The gamma and min_split_loss parameters in XGBoost control the minimum loss reduction required to make a further partition on a leaf node of the tree.
A larger value makes the algorithm more conservative in creating new splits. The gamma parameter is preferred in the native XGBoost API, while min_split_loss is used in the scikit-learn API, conforming to the scikit-learn convention.
This example demonstrates how to use both parameters and confirms that they have the same effect on the model’s performance.
from sklearn.datasets import make_classification
from sklearn.model_selection import train_test_split
from xgboost import XGBClassifier
# Generate a synthetic dataset
X, y = make_classification(n_samples=1000, n_features=10, n_classes=2, random_state=42)
# Split the dataset into training and test sets
X_train, X_test, y_train, y_test = train_test_split(X, y, test_size=0.2, random_state=42)
# Create two XGBoost classifiers, one using "gamma" and the other using "min_split_loss"
model_gamma = XGBClassifier(gamma=0.5, eval_metric='logloss')
model_min_split_loss = XGBClassifier(min_split_loss=0.5, eval_metric='logloss')
# Train both models on the training set
model_gamma.fit(X_train, y_train)
model_min_split_loss.fit(X_train, y_train)
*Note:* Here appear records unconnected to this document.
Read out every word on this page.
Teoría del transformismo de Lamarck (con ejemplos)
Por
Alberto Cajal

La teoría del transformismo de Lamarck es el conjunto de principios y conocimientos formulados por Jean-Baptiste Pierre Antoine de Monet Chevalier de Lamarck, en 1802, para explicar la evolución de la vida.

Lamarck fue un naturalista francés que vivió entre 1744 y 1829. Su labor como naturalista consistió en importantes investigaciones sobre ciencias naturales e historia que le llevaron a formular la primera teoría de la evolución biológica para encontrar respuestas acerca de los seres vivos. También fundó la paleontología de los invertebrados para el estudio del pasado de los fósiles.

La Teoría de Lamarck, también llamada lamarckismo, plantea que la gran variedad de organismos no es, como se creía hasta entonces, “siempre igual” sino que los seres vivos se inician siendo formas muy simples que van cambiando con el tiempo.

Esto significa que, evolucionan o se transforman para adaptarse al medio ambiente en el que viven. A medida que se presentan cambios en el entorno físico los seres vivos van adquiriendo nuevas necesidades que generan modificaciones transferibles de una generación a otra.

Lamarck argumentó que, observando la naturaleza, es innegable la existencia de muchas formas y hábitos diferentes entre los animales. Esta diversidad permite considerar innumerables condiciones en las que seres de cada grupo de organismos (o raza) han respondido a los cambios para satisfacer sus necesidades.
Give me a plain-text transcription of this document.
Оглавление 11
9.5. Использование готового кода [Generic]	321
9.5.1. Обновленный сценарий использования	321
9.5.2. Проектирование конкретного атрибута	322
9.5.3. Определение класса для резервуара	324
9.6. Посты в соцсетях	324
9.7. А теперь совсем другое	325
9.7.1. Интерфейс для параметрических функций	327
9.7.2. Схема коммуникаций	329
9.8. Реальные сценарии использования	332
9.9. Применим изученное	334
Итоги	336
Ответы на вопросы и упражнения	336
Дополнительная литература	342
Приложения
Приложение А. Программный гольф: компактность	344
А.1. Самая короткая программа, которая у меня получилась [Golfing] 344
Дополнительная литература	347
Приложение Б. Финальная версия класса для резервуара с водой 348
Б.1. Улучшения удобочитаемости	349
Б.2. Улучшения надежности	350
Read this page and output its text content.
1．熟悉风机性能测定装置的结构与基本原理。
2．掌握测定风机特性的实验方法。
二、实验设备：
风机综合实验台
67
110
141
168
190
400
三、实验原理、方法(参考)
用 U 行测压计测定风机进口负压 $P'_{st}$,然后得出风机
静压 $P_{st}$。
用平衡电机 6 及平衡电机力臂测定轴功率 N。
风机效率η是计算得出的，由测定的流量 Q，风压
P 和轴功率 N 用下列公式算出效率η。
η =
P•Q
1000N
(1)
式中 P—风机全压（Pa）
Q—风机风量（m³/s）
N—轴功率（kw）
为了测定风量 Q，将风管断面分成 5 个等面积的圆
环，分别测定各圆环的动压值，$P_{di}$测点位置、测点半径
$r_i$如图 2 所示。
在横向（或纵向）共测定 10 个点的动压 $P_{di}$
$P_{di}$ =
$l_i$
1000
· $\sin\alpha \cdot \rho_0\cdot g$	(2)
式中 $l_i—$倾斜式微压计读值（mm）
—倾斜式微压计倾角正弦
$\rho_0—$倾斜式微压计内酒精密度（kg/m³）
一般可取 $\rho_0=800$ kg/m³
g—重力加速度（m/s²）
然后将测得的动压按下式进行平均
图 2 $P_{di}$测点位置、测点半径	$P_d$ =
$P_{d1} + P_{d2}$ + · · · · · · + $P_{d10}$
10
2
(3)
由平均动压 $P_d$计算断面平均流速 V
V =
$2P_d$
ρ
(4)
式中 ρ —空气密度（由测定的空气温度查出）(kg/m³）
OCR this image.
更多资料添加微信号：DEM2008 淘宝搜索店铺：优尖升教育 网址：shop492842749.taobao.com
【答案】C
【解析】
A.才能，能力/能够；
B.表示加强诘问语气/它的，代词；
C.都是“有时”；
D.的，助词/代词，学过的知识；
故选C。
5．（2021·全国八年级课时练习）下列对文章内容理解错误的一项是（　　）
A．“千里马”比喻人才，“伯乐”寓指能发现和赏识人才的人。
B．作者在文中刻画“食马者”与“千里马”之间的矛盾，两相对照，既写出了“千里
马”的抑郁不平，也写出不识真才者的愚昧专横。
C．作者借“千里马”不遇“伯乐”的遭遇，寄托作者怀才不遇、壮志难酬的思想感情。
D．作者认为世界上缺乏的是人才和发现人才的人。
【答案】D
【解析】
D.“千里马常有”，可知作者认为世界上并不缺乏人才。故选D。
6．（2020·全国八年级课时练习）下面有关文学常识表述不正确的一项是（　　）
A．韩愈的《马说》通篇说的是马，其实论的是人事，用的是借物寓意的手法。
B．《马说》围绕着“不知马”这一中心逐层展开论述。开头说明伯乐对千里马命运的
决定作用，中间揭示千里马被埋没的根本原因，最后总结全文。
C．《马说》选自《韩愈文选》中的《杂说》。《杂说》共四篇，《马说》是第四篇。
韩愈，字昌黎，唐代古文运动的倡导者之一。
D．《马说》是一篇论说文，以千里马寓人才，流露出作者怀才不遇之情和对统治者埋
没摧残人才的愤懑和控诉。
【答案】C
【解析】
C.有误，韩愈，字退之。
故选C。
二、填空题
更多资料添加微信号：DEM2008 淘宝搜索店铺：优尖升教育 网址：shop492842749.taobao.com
# Make predictions on the test set
predictions_gamma = model_gamma.predict(X_test)
predictions_min_split_loss = model_min_split_loss.predict(X_test)
# Compare the results
assert (predictions_gamma == predictions_min_split_loss).all()
The example below demonstrates the same functionality using the native XGBoost API with DMatrix:
import xgboost as xgb
from sklearn.datasets import make_classification
from sklearn.model_selection import train_test_split
# Generate a synthetic dataset
X, y = make_classification(n_samples=1000, n_features=10, n_classes=2, random_state=42)
# Split the dataset into training and test sets
X_train, X_test, y_train, y_test = train_test_split(X, y, test_size=0.2, random_state=42)
# Convert data to DMatrix
dtrain = xgb.DMatrix(X_train, label=y_train)
dtest = xgb.DMatrix(X_test, label=y_test)
# Set up parameters for XGBoost
params_gamma = {
'objective': 'binary:logistic',
'eval_metric': 'logloss',
'gamma': 0.5
}
params_min_split_loss = {
'objective': 'binary:logistic',
'eval_metric': 'logloss',
'min_split_loss': 0.5
}
# Train the models
model_gamma = xgb.train(params_gamma, dtrain, num_boost_round=10)
model_min_split_loss = xgb.train(params_min_split_loss, dtrain, num_boost_round=10)
# Make predictions on the test set
predictions_gamma = model_gamma.predict(dtest).round()
predictions_min_split_loss = model_min_split_loss.predict(dtest).round()
# Compare the results
assert (predictions_gamma == predictions_min_split_loss).all()
In both examples, the models are trained with a gamma or min_split_loss value of 0.5.
Increasing this value will make the algorithm more conservative in creating new splits, as it requires a larger loss reduction to consider a split beneficial.
The choice between gamma and min_split_loss ultimately depends on the API being used and personal preference.